After seeing the post, Lin commented on another person's Facebook post on Oct 24, 2016, stating: "IDENTITY FOUND".
He added a screenshot he had been forwarded from someone else, containing the NRIC number, name, address, vehicle number and vehicle model of the victim, Ms Soon Kim Choo.
Lin posted a follow-up comment later saying: "Give her hell."
After Ms Soon's personal information was posted online, she received calls and WhatsApp messages from people assuming she was the driver of the car.
She filed a police report on Oct 25, 2016, saying Lin had posted untrue statements about her on Facebook.
Ms Soon was not behind the wheel that day. Instead, a 52-year-old woman was driving the car. Ms Soon lodged a separate police report.
Lin pleaded guilty to his actions on Tuesday.
His lawyer Joel Ng asked for a fine of S$500 or a bond to be imposed on his client, saying the offences had been "borne out of love for animals".
Lin, who paid Ms Soon S$12,500 out of court to settle a civil defamation claim, also recanted his comments and apologised in February last year.

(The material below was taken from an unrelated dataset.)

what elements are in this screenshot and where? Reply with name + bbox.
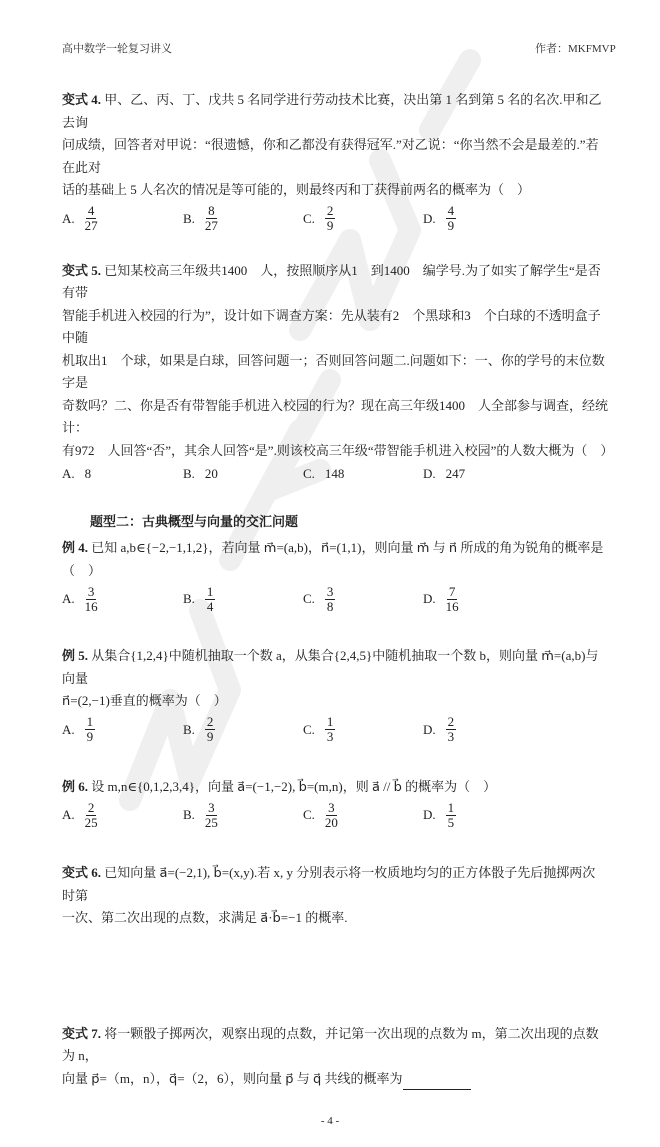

In a Facebook post, Lin wrote: "I should not have made those statements without accurately verifying if she was at the wheel at the time. I will leave the investigation of the incident to the regulatory authorities. I apologise for my actions and for the hurt and loss suffered by Ms Soon Kim Choo."
The prosecutor asked for a fine of S$2,000, pointing out that while the compensation made could be taken as a sign of remorse, it did not detract from his position.
Court documents did not indicate if any action was taken against the actual driver.
For making abusive communication to cause harassment, Lin could have been fined up to S$5,000.